Social justice is the compassion of God, God’s justice to rebalance human relationships, with a special focus on lifting up those who have been put low by society.
We always need legal justice: no texting, for example, while driving, and stop when the light is red, and if you violate either law, you'll be fined, or worse!
Social justice is broader and deeper - it's about the maintenance of life based upon the Kingdom of God.
It's about caring.
Kindness.
Generosity.
Opening doors of opportunity and keeping things in balance.
The Bible has dozens of verses about strangers and aliens, widows and orphans - because they're the ones who are usually forgotten when social justice weakens, and often the ones who are hurt when legal justice is overly emphasized.
Jesus paid special attention to the “outsider,” and he paid quite a price for that. Those who were into "legal justice" (Pharisees) didn't like the way he showed love and acceptance to those who had been excluded because of disease, physical handicaps or ethnic and social status.
Legal justice is important, but it's of limited application.
Social justice is huge, and it has the widest kind of application - in terms of how we love God and love our neighbor.
People get angry, I think, when they focus too much on legal justice, trying to apply legal justice to situations that require social justice.
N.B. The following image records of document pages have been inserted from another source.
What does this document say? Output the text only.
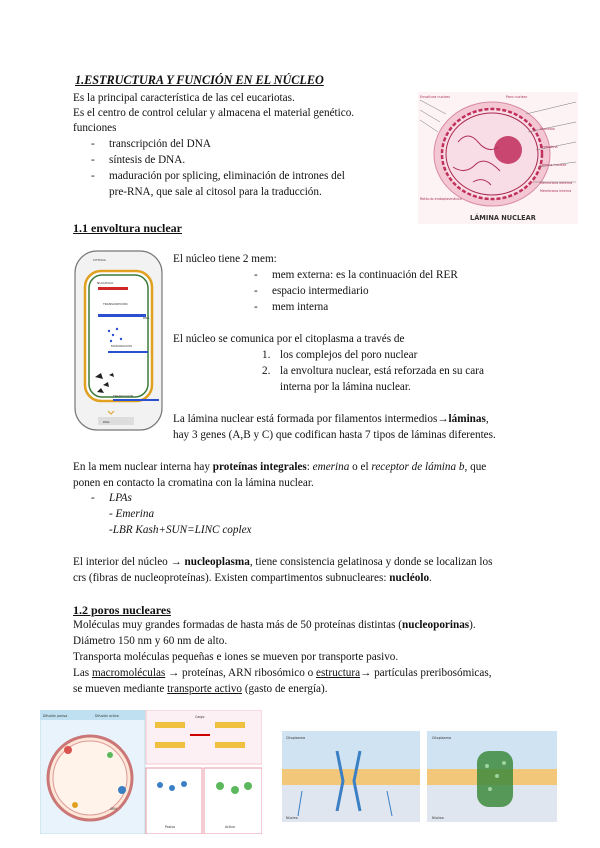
1.ESTRUCTURA Y FUNCIÓN EN EL NÚCLEO
Es la principal característica de las cel eucariotas.
Es el centro de control celular y almacena el material genético.
funciones
- transcripción del DNA
- síntesis de DNA.
- maduración por splicing, eliminación de intrones del
pre-RNA, que sale al citosol para la traducción.
Envoltura nuclear	Poro nuclear
Nucleolo
Cromatina
Lámina nuclear
Membrana externa
Membrana interna
Retículo endoplasmático
LÁMINA NUCLEAR
1.1 envoltura nuclear
CITOSOL
NUCLEOLO
TRANSCRIPCIÓN
RNA
MADURACIÓN
TRADUCCIÓN
DNA
El núcleo tiene 2 mem:
- mem externa: es la continuación del RER
- espacio intermediario
- mem interna
El núcleo se comunica por el citoplasma a través de
1. los complejos del poro nuclear
2. la envoltura nuclear, está reforzada en su cara
interna por la lámina nuclear.
La lámina nuclear está formada por filamentos intermedios→láminas,
hay 3 genes (A,B y C) que codifican hasta 7 tipos de láminas diferentes.
En la mem nuclear interna hay proteínas integrales: emerina o el receptor de lámina b, que
ponen en contacto la cromatina con la lámina nuclear.
- LPAs
- Emerina
-LBR Kash+SUN=LINC coplex
El interior del núcleo → nucleoplasma, tiene consistencia gelatinosa y donde se localizan los
crs (fibras de nucleoproteínas). Existen compartimentos subnucleares: nucléolo.
1.2 poros nucleares
Moléculas muy grandes formadas de hasta más de 50 proteínas distintas (nucleoporinas).
Diámetro 150 nm y 60 nm de alto.
Transporta moléculas pequeñas e iones se mueven por transporte pasivo.
Las macromoléculas → proteínas, ARN ribosómico o estructura→ partículas preribosómicas,
se mueven mediante transporte activo (gasto de energía).
Difusión pasiva	Difusión activa	Cargo
ARN
Pasivo	Activo
Citoplasma
Núcleo
Citoplasma
Núcleo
By way of example, in the South years ago, legal justice required people of color to sit in the back of the bus. When Rosa Parks was just too tired to walk to the back of the bus, she was arrested because of legal justice.
I think by now we all realize that legal justice – justice by the letter of the law – falls short. What was needed for Rosa Parks was social justice, a justice that sees life from a higher perspective.
Without social justice, legal justice becomes hard-hearted and small-minded. It’s social justice that transforms our hearts.
Social justice is where Jesus lives.
*Many thanks to my friend, Kathy Verbiest Baldock.